The Obama administration announced Tuesday that Manning would be released from a military prison in May of this year, rather than serving out her sentence until 2045. But Assange’s lawyer said that does not meet the conditions set by Assange.

“Mr. Assange welcomes the announcement that Ms. Manning’s sentence will be reduced and she will be released in May, but this is well short of what he sought,” Barry Pollack, Assange’s U.S.-based attorney, told The Hill. “Mr. Assange had called for Chelsea Manning to receive clemency and be released immediately.”

Yet on Tuesday, another member of Assange’s legal team, Melinda Taylor, had told the Associated Press that Assange was “standing by” his promise to extradite himself to the United States.

WikiLeaks wrote on Twitter last week that Assange would extradite himself to the United States if Manning were granted clemency. The organization made a similar claim in September.

But Assange currently faces neither charges nor an extradition request from the United States. After WikiLeaks published a massive trove of confidential State Department cables leaked by Manning in 2010, then-Attorney General Eric Holder acknowledged to the New York Times and other outlets that the Justice Department was considering whether it might indict Assange on a number of possible offenses, including violating the Espionage Act.

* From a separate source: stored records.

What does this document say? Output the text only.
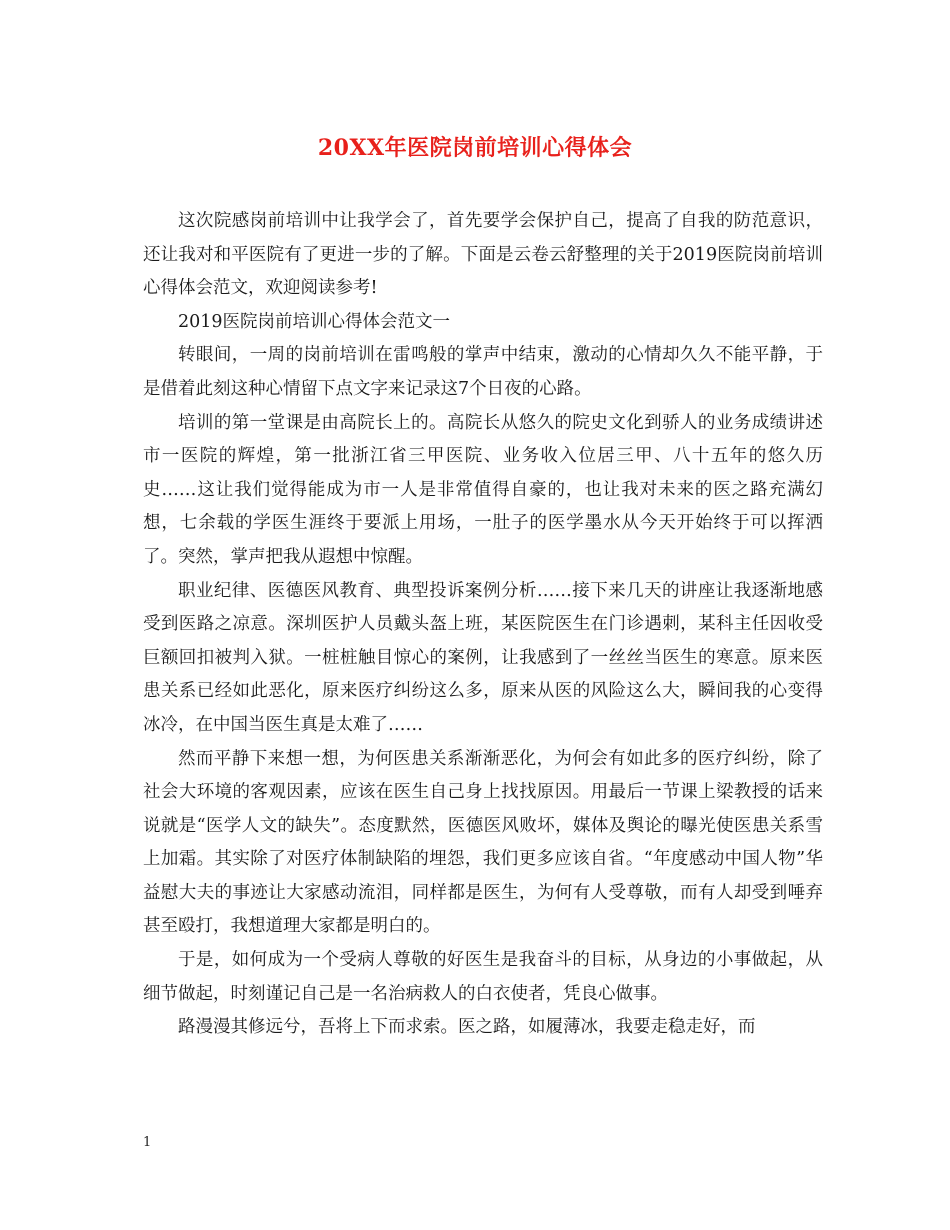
20XX年医院岗前培训心得体会

这次院感岗前培训中让我学会了，首先要学会保护自己，提高了自我的防范意识，还让我对和平医院有了更进一步的了解。下面是云卷云舒整理的关于2019医院岗前培训心得体会范文，欢迎阅读参考!

2019医院岗前培训心得体会范文一

转眼间，一周的岗前培训在雷鸣般的掌声中结束，激动的心情却久久不能平静，于是借着此刻这种心情留下点文字来记录这7个日夜的心路。

培训的第一堂课是由高院长上的。高院长从悠久的院史文化到骄人的业务成绩讲述市一医院的辉煌，第一批浙江省三甲医院、业务收入位居三甲、八十五年的悠久历史……这让我们觉得能成为市一人是非常值得自豪的，也让我对未来的医之路充满幻想，七余载的学医生涯终于要派上用场，一肚子的医学墨水从今天开始终于可以挥洒了。突然，掌声把我从遐想中惊醒。

职业纪律、医德医风教育、典型投诉案例分析……接下来几天的讲座让我逐渐地感受到医路之凉意。深圳医护人员戴头盔上班，某医院医生在门诊遇刺，某科主任因收受巨额回扣被判入狱。一桩桩触目惊心的案例，让我感到了一丝丝当医生的寒意。原来医患关系已经如此恶化，原来医疗纠纷这么多，原来从医的风险这么大，瞬间我的心变得冰冷，在中国当医生真是太难了……

然而平静下来想一想，为何医患关系渐渐恶化，为何会有如此多的医疗纠纷，除了社会大环境的客观因素，应该在医生自己身上找找原因。用最后一节课上梁教授的话来说就是“医学人文的缺失”。态度默然，医德医风败坏，媒体及舆论的曝光使医患关系雪上加霜。其实除了对医疗体制缺陷的埋怨，我们更多应该自省。“年度感动中国人物”华益慰大夫的事迹让大家感动流泪，同样都是医生，为何有人受尊敬，而有人却受到唾弃甚至殴打，我想道理大家都是明白的。

于是，如何成为一个受病人尊敬的好医生是我奋斗的目标，从身边的小事做起，从细节做起，时刻谨记自己是一名治病救人的白衣使者，凭良心做事。

路漫漫其修远兮，吾将上下而求索。医之路，如履薄冰，我要走稳走好，而

1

Pollack wrote a letter to DOJ in August asking the agency to inform him of the conclusions of its “lengthy criminal investigation” of Assange, which he wrote may be an effort to cloak charges against the WikLleaks founder.

“Specifically,” the letter concluded, “please publicly announce: 1) there are no pending charges against Mr. Assange under seal, or if there are, they will be promptly dismissed; and 2) the continuing criminal investigation of which he is a target will be closed immediately with no criminal charges being brought.”

Manning was convicted for her transmission of classified information to WikiL eaks in 2013, including on six counts under the Espionage Act.